I am Assistant Professor of Transformative Governance and Democracy at the Copernicus Institute at Utrecht University. I take a leading role in the innovative, transdisciplinary European CHARM-EU Master on 'Global Challenges for Sustainability', especially its Capstone phase. I am a research fellow of the global Earth System Governance network and co-convene its working group on Democracy.
My research focuses on democracy and justice for the governance of social-ecological transformations, esp. food governance, radical and ecological democracy, community-based initiatives, social movements, and Seed Commons. My research highlights deep leverage points for sustainability transformation, hence challenging dominant unsustainable discourses and paradigms, such as a growth focus, human-nature dichotomies, and focus on expert, technocratic knowledge; and revealing incumbent power relations embedded in dominant institutions and practices. My research aims to shine light on and empower the many already lived, prefigurative 'real utopias' on the ground, and understand conditions for them to achieve wider transformative impact. For this, I am passionate about better understanding the interplay of governance levels and scales in processes of transformations, hence how bottom-up grassroots relate to top-down structures, and ways to co-create more empowering narratives, institutions and practices.
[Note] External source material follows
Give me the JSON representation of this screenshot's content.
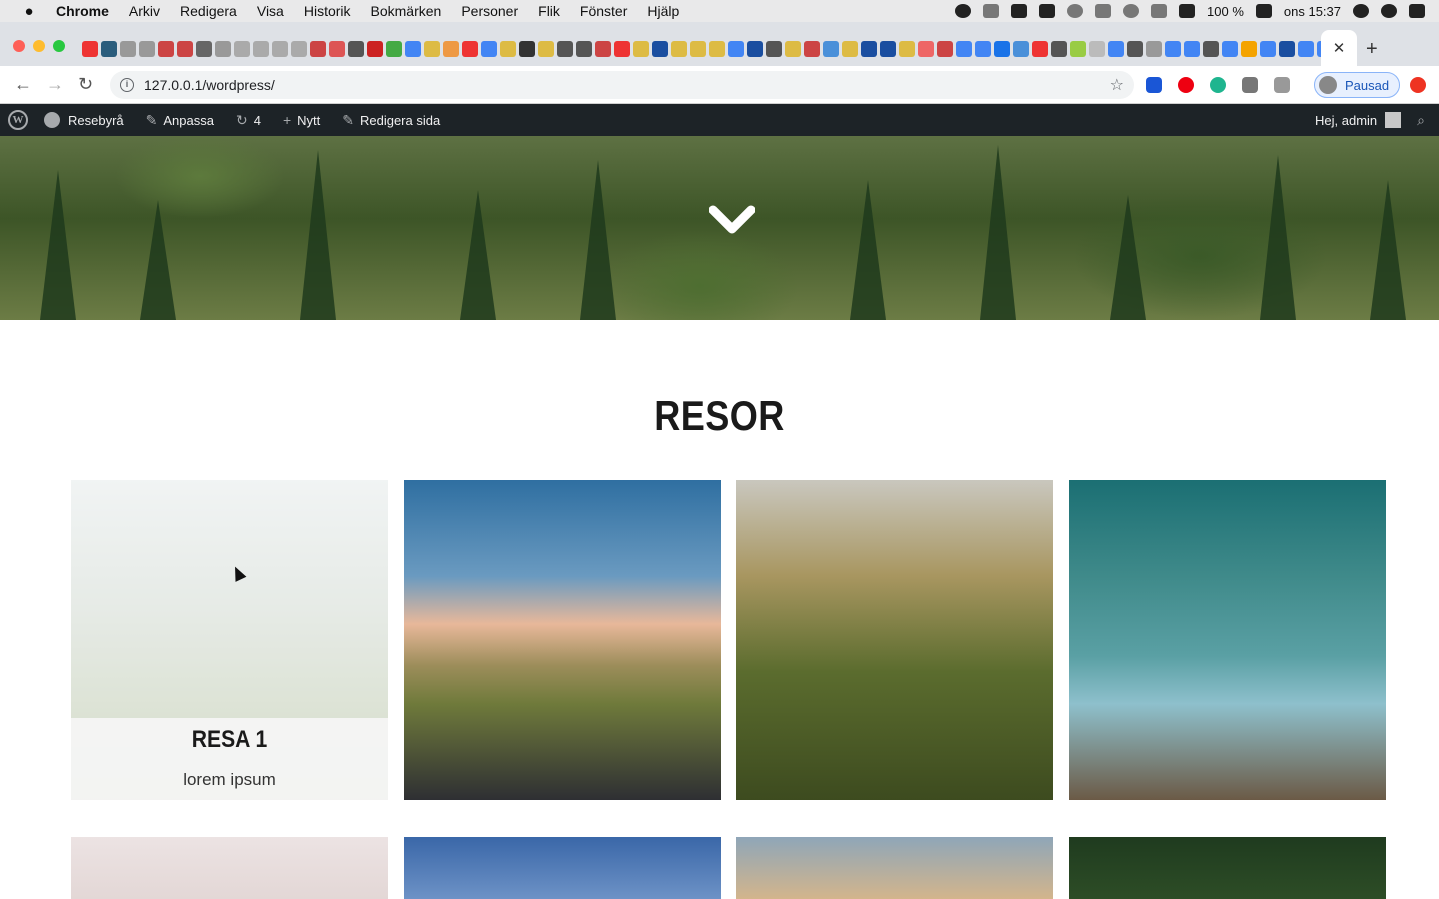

This includes alternative forms of achieving pluralistic, democratic directionality towards just and sustainable transformations. I take a transformative and transdisciplinary research approach to incorporate pluralist voices and types of knowledge in my research, including Global South and Indigenous perspectives.
I obtained my cumulative PhD in the transdisciplinary research project RightSeeds at the University of Oldenburg, Germany, for which I was awarded the University Society Oldenburg Award for an Outstanding Dissertation. My dissertation examined how Seed Commons initiatives are affected by the complex Multi-Level Governance system around plant genetic resources, biodiversity, intellectual property rights and seed legislation in Germany and the Philippines, and at the EU and the global level. I analyzed how these seed initiatives as ‘real utopias’ on the ground and as social movements contribute to creating more empowering institutions and practices for a social-ecological transformation of agri-food systems.
During my PhD, I was research fellow at the University of California, Santa Cruz, at the Environmental Studies Department. I obtained my Master degree in ‘Sustainability Economics and Management’ at the University of Oldenburg and a Bachelor degree in ‘International Relations’ at the Technical University of Dresden.